23 Nisan 2014 tarihinde FDA onayını alan Sylvant, insan bağışıklık yetmezlik virüsü HIV ile uçuk virüsü HHV -tip 8- in görülmediği, çok merkezli Castleman Hastalığı’ nda tedavi amaçlı kullanılmaktadır. Castleman Hastalığı, lenfoid dokularda üretilen kan hücrelerinden, B lenfositlerinin ve plazma hücrelerinin anormal şekilde artması sonucu görülen lenf nodu aşırı gelişimidir. Siltuximab, bu hücrelerin yapımında etkili olan IL-6 adlı molekülün işlev görmesini engellemektedir. En sık görülen yan etkileri; kaşıntı, kilo alımı, isilik, aşırı üre yapımı, üst solunum yolu enfeksiyonlarıdır.

Imbruvica (Ibrutinib)

12 Şubat 2014 tarihinde FDA onayını alan Imbruvica, öncesinde tedavi alan Kronik Lenfositik Lösemi tanılı hastalarda kullanılmaktadır.
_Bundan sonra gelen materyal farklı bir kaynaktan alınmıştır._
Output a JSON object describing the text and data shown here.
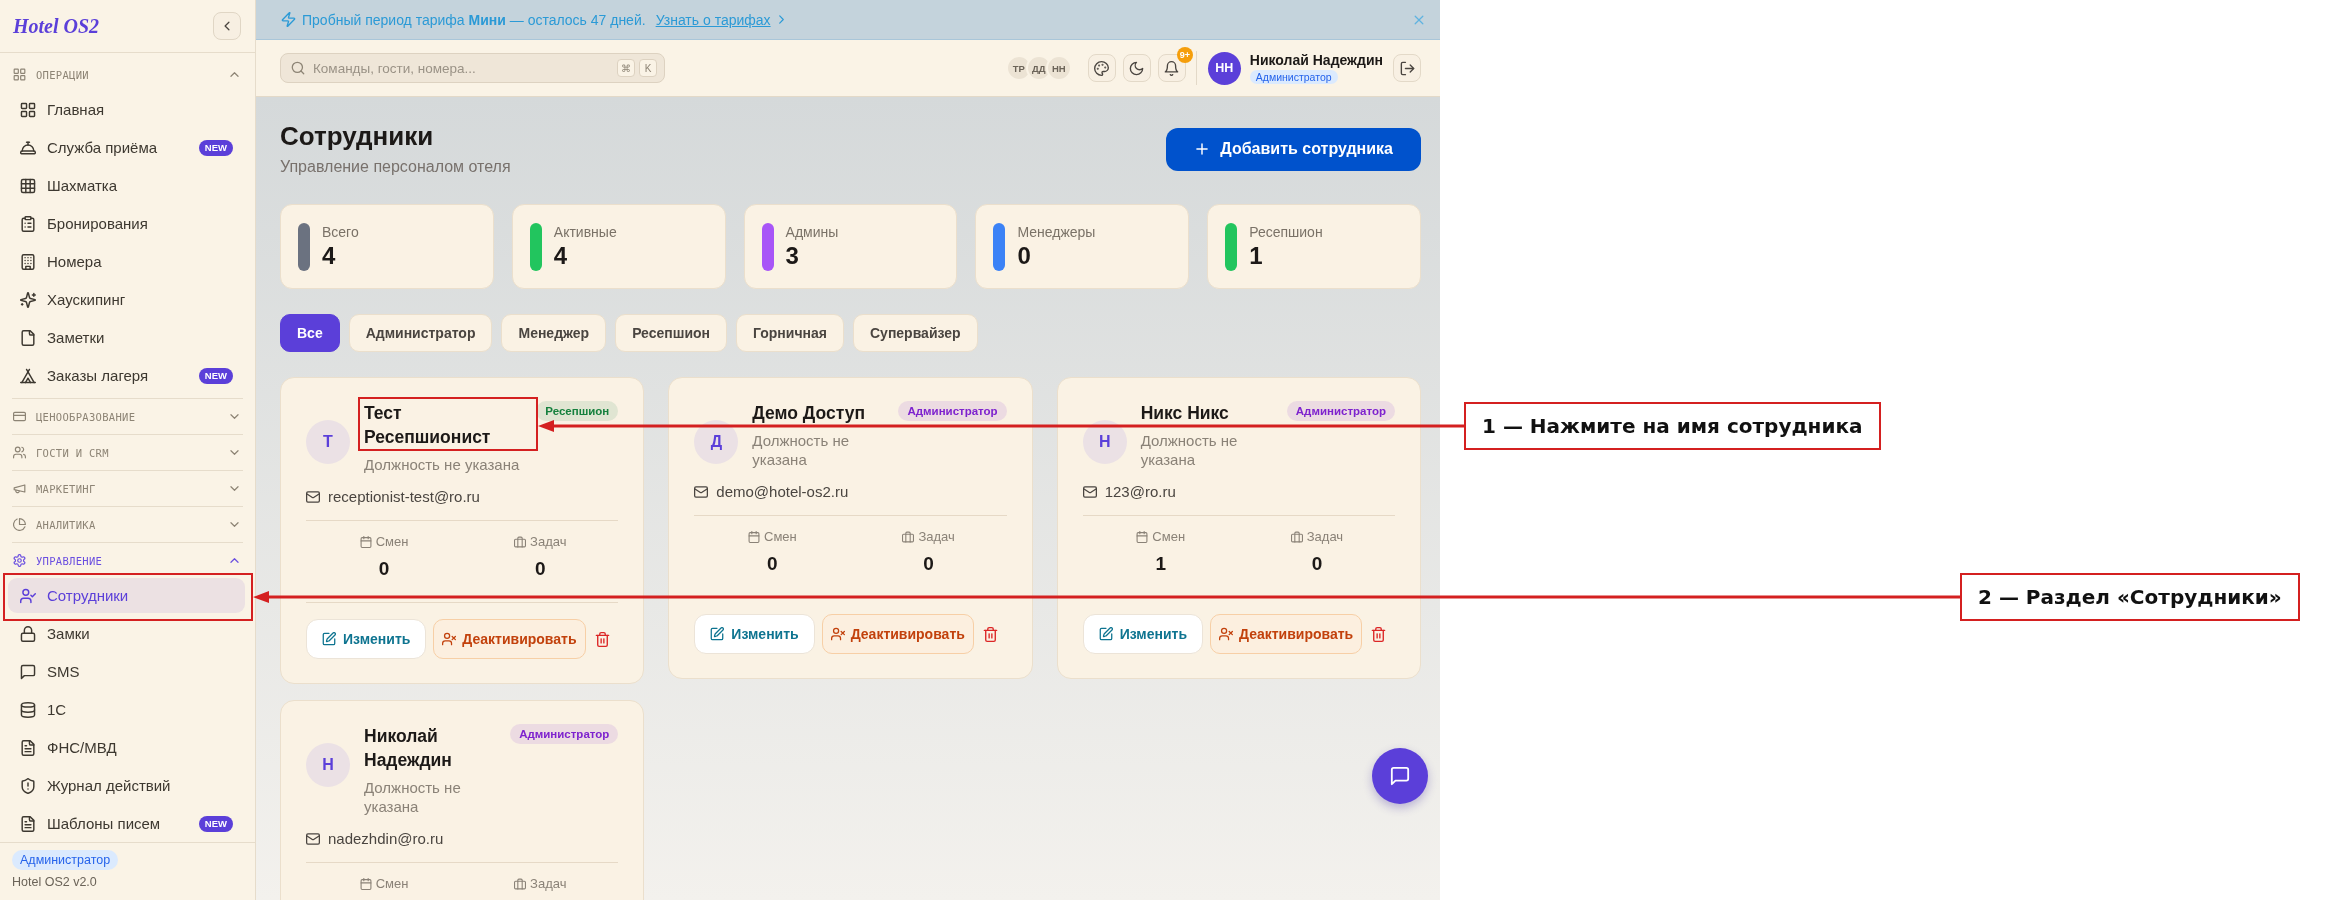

Ibrutinib, daha önce 2013 Kasım’ında, nadir görülen lenfomalardan olan Mantle Hücreli Lenfomalarda kullanılmak amacıyla FDA onayını almıştır. Küçük bir molekül olan BTK’nın aktif bölümüne bağlanan Ibrutinib, bağışıklıkta etkin rol alan B hücrelerin yapması gereken işlerine engel olmaktadır, aynı zamanda klinik dışı yapılan çalışmalar kanserli B hücrelerinin çoğalmasını engellediği yönündedir. Çoğu kanser ilacının gösterdiği genel yan etkilere neden olmaktadır.

Arzerra (Ofatumumab)

17 Nisan 2014 tarihinde FDA onayını alan Arzerra, öncesinde fludarabine temelli ilaç tedavisine yanıt alınamamış Kronik Lenfositik Lösemi tanılı hastalarda klorambusil ile birlikte verilerek kullanılmaktadır. Ofatumumab, B hücrelerinin üzerinde bulunan CD20 adlı moleküle etki ederek bu hücrelerin parçalanmasına neden olmaktadır. En sık görülen yan etkileri ise beyaz kan hücresi düşüklüğü (nötropeni), baş ağrısı, uçuk virüsüne duyarlılık, alt solunum yolu enfeksiyonları, eklem ağrıları ve karın ağrısıdır.